Bakhtiary et al. have demonstrated that endoscopic microinvasive aortic valve surgery with automated suturing technology may provide enhanced patient outcomes. 11 In a video presentation contemporaneous with this study, Bakhtiary’s group also highlighted automated suturing technology in a totally endoscopic Bentall procedure. 24 The precise conduit suture placement and excellent patient outcome are consistent with the results of this study, demonstrating this technology’s applicability to a clinical setting. Further studies with larger sample sizes and clinical trials are necessary to confirm the efficacy and safety of this approach.
Conclusions
Our experimental study demonstrated comparable performance of an automated suturing technology to the manual technique in ex vivo Bentall procedures regarding leakage patterns under challenging pressurized conditions.
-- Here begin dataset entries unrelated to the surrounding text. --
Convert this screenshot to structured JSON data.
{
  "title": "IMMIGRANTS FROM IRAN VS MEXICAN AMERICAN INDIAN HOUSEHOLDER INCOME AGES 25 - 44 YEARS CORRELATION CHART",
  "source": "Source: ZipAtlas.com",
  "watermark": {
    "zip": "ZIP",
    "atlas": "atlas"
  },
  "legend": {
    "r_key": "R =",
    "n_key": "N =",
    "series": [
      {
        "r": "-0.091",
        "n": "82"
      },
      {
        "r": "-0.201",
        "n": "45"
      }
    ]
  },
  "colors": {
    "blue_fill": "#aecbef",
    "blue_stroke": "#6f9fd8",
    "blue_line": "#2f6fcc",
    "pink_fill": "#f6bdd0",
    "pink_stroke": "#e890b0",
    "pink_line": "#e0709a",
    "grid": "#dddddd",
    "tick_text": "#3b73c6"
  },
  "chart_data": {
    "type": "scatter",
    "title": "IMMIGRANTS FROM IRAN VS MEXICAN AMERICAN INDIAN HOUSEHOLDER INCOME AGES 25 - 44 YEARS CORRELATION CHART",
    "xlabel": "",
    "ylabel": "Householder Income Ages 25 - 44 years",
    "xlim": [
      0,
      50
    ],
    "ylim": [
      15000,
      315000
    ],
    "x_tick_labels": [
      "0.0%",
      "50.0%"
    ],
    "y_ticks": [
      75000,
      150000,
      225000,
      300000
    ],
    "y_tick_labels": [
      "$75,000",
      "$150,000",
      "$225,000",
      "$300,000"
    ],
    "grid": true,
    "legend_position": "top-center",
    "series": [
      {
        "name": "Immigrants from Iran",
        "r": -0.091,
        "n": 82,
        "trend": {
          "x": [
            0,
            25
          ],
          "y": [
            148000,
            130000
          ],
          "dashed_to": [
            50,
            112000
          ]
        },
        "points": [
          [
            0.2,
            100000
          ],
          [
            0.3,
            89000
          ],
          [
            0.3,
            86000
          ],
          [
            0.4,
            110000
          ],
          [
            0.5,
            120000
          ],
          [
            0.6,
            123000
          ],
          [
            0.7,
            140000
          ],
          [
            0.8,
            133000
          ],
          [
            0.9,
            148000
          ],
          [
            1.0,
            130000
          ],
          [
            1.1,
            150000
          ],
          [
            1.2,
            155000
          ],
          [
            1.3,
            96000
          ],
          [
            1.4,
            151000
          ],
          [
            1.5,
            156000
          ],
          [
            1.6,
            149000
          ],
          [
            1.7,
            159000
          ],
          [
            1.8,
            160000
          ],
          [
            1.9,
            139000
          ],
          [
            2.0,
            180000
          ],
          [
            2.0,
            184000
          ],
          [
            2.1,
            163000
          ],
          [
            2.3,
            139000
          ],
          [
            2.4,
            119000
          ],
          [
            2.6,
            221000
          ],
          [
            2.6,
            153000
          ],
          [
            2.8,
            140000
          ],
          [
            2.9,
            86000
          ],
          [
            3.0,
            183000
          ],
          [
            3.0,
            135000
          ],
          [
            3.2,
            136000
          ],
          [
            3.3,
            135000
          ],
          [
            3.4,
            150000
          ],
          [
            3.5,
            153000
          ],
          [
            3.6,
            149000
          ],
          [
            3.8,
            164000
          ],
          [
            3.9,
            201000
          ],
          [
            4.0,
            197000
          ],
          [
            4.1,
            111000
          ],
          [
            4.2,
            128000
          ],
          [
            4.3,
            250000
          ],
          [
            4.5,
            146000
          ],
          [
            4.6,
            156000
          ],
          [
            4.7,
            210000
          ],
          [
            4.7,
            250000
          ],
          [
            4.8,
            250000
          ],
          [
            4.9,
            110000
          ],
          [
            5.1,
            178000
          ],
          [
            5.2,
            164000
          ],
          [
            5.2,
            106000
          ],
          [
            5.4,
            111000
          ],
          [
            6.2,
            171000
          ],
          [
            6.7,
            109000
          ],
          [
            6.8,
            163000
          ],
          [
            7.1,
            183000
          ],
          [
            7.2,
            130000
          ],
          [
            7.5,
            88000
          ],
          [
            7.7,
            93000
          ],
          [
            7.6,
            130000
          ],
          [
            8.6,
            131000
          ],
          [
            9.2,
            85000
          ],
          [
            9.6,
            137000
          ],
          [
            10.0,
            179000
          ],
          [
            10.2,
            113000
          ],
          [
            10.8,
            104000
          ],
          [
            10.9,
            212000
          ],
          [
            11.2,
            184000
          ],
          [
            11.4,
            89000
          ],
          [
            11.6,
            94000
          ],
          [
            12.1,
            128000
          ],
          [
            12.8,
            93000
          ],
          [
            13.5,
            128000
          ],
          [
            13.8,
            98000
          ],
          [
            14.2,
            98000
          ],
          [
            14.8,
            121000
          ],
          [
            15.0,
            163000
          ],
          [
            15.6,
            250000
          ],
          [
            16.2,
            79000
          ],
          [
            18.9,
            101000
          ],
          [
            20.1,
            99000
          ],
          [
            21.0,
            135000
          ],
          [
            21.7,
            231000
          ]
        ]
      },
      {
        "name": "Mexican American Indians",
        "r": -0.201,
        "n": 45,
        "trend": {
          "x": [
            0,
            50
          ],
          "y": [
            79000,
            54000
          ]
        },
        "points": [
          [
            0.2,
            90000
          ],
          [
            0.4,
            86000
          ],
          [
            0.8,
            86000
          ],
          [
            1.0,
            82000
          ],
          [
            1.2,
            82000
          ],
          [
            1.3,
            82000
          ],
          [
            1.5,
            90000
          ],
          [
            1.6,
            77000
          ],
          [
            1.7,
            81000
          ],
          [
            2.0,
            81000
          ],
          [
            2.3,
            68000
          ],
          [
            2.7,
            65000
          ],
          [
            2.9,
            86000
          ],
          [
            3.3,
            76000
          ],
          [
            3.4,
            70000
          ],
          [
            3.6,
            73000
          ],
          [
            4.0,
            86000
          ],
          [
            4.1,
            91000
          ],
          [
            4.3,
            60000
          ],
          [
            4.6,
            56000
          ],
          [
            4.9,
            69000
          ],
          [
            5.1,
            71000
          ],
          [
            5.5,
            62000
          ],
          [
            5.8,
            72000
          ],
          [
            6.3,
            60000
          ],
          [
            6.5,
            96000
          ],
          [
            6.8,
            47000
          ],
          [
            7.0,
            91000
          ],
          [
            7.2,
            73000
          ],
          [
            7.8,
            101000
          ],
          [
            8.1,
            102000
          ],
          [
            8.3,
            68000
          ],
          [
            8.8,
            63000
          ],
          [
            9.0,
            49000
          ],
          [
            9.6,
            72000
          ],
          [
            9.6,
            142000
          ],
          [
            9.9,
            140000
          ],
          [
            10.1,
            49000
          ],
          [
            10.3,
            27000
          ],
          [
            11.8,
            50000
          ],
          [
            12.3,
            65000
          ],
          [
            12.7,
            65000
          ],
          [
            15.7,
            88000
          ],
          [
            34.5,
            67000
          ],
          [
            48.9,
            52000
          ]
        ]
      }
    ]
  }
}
The study technology was demonstrated to be feasible for Bentall procedures in this model, and encouraging results indicate that further investigations in a clinical setting are warranted.
Footnotes
Declaration of Conflicting Interests
The authors declared the following potential conflicts of interest with respect to the research, authorship, and/or publication of this article: M.A. is proctor/consultant/speaker (Edwards, Abbott, Medtronic, Boston, BBraun, and Zoll) and received institutional research grants (Edwards, Abbott, Medtronic, and LSI SOLUTIONS). All other authors declare no conflicts of interest in relation to this study.
Funding
The authors disclosed receipt of the following financial support for the research, authorship, and/or publication of this article: The Austrian Federal Ministry of Labour and Economy, the National Foundation for Research, Technology, and Development, and the Christian Doppler Research Association funded part of the research.